Ezra didn't need to imagine it. She'd had many such debates with other students when she was in uni, discussions she'd bring home to Dad, to see if any had merit. Now, the one scenario that had even the mighty and brave Siddhartha Mayur blanching white simmered in the back of her mind.

She could almost imagine the sound of bombs dropping in high-density areas. They'd make the atomic bomb look like firecrackers in comparison.

"They'll target cities at critical mass and blame it on an integral malfunction at the plants or silos. Or a hacker, some disgruntled 'scapegoat' they'll latch the blame on probably," had been her dad's exact words. "If worse comes to worst, that's what they will do, those deep-pocketed bureaucrats and politicians.

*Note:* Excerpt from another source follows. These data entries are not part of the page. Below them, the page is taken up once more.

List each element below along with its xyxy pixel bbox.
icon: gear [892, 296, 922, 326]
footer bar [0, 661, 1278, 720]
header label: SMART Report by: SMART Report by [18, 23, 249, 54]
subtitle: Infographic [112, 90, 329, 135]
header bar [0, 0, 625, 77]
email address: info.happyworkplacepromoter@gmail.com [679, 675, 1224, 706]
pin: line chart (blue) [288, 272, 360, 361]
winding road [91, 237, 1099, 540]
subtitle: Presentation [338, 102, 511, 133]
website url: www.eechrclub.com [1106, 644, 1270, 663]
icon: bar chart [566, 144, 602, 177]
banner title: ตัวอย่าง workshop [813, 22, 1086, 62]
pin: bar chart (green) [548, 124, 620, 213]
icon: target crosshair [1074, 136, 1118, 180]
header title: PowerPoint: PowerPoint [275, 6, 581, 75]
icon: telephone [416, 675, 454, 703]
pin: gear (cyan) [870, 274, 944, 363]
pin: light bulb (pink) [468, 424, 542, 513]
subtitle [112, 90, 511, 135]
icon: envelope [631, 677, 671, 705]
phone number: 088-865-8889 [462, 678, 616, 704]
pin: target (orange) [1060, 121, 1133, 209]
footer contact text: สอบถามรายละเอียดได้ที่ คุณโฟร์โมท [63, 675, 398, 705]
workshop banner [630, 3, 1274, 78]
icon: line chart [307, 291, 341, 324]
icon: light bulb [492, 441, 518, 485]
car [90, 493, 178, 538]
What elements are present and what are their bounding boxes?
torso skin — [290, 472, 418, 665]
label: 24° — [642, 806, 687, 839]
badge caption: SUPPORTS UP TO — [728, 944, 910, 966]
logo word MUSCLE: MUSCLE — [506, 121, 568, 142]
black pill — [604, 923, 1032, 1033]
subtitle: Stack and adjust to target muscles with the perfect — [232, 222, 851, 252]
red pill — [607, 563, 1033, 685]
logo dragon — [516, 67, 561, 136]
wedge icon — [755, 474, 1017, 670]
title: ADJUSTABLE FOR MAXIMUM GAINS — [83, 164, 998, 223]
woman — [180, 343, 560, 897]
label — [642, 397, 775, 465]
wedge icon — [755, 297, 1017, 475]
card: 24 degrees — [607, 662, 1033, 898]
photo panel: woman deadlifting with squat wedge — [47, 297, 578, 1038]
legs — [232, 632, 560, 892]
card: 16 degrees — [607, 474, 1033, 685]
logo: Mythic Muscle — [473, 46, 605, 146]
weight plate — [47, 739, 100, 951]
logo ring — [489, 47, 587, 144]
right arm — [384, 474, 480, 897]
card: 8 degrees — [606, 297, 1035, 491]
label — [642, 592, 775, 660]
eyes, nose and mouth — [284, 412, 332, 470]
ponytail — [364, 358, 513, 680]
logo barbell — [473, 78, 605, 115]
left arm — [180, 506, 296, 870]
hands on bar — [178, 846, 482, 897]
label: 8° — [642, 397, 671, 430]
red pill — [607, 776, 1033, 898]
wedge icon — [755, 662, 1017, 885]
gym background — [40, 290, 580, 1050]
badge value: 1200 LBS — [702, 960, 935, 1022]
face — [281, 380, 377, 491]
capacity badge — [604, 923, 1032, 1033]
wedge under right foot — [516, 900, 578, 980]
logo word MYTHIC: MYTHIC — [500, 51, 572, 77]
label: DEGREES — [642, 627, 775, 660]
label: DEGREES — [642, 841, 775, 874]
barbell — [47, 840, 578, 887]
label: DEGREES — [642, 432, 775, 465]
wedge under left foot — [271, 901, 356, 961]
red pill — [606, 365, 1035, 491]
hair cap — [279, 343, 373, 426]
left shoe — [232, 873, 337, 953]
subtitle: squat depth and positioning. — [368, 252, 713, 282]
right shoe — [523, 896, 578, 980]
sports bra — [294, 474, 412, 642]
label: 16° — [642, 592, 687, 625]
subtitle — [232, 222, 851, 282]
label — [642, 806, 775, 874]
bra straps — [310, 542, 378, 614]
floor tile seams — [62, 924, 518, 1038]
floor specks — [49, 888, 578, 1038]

To save their bacon..."

But what if I can stop them? Stop them from making this...?

'How would you do that?' her skeptic voice raised the issue.

"As the General said, it's me or some other scientist they grab..." Ezra eyed that grey door, chewing her lips. She'd have to come up with something. Given time, she could. She was sure she could come up with something.

'Yes, and?'

"If I design this thing..." Ezra paused, suddenly aware that they may have bugged the room. Her dad had taught her not to trust any unfamiliar spaces. There could be cameras and microphones. Gadgets that could steal her secrets... her haphazard plan to foil any nefarious projects...

If I design this, maybe I can put in some fail-safe? Something? I don't know... something that could stop it from spreading like wildfire...

Thus, by the time that door opened again, at precisely midnight, Ezra Mayur realised there was no choice before her. She was the only one who could save her family, and she was also the only one she wanted doing this abominable job. If anyone was going to design a pathogen for 'pest control', it would be her because she doubted the next person may share her morality.

So Ezra jumped off that bed as General Waterford crossed the threshold. "I'll do it." She hadn't meant to sound so enthusiastic, but the smile on his face told her he bought into it.